At some undetermined point in the all too near future, acclaimed author Claire (Rachel Shelley) is suffering from a case of writer's block. At the behest of her nervy publisher, Claire heads to a secluded retreat designed to help writers focus on their work. The compound, which resembles the sort of loft the protagonists of '90s erotic thrillers always seemed to live in, is run entirely by AI, presenting Claire with two servants. One is an Alexa-like holographic entity, which she names Henry (Wayne Brady). The other is an android named Rita (Heida Reed), who bears the appearance of a stereotypical 1950s housewife and performs similar duties.

Blank review

Claire is also presented with a gadget that attaches to her head in order to stimulate creativity. When the gizmo brings back traumatic childhood memories, Claire dispenses with it, but begrudgingly accepts its aid when she fails to find any natural stimulation. This leads to a flashback sub-plot in which we see the young Claire (Annie Cusselle) live out a Cinderella-esque life of confined misery, with her overbearing blind mother (Rebecca Clare-Evans) assuming the role of the ugly sisters.


The idea of a writer rushing towards a deadline takes centre stage when a cyber attack leads to the compound being breached by hackers. Henry goes largely offline while Rita is reset to believe that she can only allow Claire to leave once she has finished writing her book. Unable to access the exits without Rita's approval, Claire is forced to knuckle down and write.

Blank review

Blank examines AI in a couple of ways we haven't seen before. It raises the question of whether a machine can understand art. When Claire presents Rita with what she considers her finished book, the android rejects it, claiming it doesn't have a real ending. As art is chiefly subjective, can it be judged by a machine programmed to view the world through an objective lens? What would an android make of a Jackson Pollock painting?

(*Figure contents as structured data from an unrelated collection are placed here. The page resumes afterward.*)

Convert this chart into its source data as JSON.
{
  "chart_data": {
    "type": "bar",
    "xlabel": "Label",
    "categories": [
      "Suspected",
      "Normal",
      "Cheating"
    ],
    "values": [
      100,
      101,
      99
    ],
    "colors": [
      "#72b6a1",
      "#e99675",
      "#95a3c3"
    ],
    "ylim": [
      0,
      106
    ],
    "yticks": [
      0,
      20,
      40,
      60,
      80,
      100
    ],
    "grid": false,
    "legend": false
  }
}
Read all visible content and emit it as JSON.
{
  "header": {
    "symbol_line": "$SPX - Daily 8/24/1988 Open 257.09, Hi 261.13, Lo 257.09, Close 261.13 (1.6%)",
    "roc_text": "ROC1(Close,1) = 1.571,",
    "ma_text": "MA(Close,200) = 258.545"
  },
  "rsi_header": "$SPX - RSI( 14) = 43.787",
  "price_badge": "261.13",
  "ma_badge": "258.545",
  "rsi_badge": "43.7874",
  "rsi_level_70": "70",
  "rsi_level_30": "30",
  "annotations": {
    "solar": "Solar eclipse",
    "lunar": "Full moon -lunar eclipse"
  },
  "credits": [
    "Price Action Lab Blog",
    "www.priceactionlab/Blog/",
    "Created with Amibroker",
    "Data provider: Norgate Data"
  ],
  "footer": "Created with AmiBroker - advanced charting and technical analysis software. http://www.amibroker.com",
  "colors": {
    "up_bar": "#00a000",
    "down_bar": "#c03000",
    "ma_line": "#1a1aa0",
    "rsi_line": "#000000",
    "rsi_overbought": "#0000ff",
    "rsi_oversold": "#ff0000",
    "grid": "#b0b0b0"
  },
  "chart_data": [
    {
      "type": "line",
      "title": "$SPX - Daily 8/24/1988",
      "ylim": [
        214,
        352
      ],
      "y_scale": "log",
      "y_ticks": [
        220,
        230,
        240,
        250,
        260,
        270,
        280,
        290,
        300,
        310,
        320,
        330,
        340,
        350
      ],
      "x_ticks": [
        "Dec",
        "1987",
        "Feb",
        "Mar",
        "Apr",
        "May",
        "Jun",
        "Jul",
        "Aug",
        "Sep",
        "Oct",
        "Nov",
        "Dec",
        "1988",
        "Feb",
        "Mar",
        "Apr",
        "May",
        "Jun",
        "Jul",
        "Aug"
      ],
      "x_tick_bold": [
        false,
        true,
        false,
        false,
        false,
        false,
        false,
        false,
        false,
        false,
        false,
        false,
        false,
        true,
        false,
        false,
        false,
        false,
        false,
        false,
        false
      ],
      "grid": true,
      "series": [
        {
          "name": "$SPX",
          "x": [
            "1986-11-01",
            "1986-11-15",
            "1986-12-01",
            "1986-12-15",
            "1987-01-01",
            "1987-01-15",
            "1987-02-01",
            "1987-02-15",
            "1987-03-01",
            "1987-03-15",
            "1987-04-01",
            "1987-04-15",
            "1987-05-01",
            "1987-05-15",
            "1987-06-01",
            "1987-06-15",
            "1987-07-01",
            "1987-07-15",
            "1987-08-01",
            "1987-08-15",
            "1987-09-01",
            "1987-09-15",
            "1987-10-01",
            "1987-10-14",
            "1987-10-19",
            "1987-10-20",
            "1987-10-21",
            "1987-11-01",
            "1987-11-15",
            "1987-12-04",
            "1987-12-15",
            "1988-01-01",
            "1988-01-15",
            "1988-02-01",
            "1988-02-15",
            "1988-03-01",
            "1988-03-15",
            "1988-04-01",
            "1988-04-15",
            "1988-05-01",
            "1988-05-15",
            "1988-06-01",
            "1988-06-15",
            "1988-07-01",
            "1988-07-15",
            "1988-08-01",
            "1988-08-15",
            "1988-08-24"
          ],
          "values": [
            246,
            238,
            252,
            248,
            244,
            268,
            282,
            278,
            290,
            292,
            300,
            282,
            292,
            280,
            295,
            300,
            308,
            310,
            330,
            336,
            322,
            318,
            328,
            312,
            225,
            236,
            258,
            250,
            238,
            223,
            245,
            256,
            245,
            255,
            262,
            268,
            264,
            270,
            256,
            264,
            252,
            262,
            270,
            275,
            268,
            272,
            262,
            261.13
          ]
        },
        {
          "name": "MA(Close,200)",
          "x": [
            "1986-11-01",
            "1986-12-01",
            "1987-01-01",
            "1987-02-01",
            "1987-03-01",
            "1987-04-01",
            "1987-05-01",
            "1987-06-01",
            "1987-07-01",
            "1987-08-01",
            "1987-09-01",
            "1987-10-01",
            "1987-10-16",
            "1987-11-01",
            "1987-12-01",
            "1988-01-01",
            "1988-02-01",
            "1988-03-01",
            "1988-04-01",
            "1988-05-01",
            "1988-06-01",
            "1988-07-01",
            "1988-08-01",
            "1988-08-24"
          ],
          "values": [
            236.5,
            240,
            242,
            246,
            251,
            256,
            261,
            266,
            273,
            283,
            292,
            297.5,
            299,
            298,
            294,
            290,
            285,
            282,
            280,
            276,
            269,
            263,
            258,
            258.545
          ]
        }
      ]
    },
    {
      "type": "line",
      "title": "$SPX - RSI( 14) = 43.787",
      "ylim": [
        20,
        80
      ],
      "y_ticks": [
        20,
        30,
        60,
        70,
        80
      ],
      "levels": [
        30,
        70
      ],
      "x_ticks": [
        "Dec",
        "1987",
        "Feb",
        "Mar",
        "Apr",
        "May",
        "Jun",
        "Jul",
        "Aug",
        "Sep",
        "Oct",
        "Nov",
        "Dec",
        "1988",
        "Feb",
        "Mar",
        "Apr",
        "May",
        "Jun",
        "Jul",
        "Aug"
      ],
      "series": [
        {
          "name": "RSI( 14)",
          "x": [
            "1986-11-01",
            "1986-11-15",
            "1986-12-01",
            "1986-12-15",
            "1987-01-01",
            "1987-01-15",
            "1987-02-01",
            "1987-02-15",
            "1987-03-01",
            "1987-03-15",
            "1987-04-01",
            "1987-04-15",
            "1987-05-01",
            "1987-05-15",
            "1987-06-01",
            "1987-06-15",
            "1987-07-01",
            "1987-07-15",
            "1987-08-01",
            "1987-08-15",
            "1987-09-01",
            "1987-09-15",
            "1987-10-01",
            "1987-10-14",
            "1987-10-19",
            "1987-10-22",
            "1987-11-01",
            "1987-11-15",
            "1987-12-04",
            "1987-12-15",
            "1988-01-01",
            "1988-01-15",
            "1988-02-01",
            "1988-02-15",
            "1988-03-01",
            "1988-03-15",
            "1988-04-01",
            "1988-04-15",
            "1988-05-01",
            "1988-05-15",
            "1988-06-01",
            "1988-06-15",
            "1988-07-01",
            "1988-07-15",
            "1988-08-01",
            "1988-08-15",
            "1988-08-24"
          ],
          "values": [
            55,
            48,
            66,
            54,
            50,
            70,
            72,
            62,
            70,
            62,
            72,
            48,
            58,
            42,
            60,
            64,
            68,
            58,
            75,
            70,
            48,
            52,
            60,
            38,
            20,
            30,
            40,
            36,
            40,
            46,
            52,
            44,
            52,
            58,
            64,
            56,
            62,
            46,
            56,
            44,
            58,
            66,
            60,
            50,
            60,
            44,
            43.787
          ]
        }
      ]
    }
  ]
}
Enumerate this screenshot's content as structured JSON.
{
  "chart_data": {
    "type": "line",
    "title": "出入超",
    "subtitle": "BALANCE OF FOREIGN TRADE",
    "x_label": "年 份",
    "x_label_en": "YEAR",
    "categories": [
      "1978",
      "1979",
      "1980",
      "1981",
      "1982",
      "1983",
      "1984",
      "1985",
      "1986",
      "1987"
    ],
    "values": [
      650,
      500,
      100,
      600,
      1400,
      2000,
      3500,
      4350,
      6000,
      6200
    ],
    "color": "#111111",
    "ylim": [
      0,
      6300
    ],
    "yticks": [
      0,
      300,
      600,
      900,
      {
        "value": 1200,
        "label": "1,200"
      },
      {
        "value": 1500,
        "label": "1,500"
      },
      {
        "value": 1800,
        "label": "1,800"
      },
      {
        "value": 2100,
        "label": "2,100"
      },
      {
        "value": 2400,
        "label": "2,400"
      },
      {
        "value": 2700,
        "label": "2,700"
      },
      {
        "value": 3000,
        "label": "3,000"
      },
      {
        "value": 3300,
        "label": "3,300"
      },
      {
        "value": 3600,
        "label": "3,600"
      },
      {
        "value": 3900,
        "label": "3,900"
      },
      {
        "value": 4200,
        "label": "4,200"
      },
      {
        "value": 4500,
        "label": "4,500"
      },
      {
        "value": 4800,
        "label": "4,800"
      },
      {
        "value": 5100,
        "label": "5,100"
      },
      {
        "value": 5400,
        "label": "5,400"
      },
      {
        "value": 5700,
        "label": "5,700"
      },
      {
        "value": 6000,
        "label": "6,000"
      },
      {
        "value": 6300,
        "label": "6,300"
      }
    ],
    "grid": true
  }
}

Kennedy and screenwriter Stephen Herman also delve into how frustrating it can be to interact with modern technology. Rita isn't the usual sort of malevolent machine we expect from sci-fi. She isn't a direct menace but her adherence to a strict code and a thinly defined set of rules means she poses an existential threat to Claire. Watching Claire grow increasingly frustrated by Rita repeating the same stock answers and suggestions, you'll likely think of how annoying it is when a self-serving checkout refuses to scan a barcode, or how a Captcha keeps telling you you've picked the wrong pictures of boats.

Blank review

The ideas Blank brings up are more interesting to ponder than to actually watch play out on screen however. Kennedy shuns the obvious potential for satire inherent in the scenario, resulting in a film that's suffocatingly dry in parts. It never quite works as a horror movie because the threat to Claire isn't immediate enough and Kennedy fails to communicate the idea of time running out in a sufficient manner to generate the requisite tension. The flashback subplot never quite gels with the main narrative. We expect a Shyamalan-esque coalescing of the two in the climax, but the ending of one has no substantial bearing on the other.

Shelley and Reed are both excellent in their respective roles, with the latter giving one of the more convincingly robotic performances I've seen, but the movie never pits their characters against each other in a thrilling enough way to make the sparks truly fly. The film's failure to interrogate why Rita has clearly been designed to appeal to the whims of men also feels like a missed opportunity to question who pulls the strings of our rapidly evolving world.

Blank is on UK/ROI VOD from January 8th.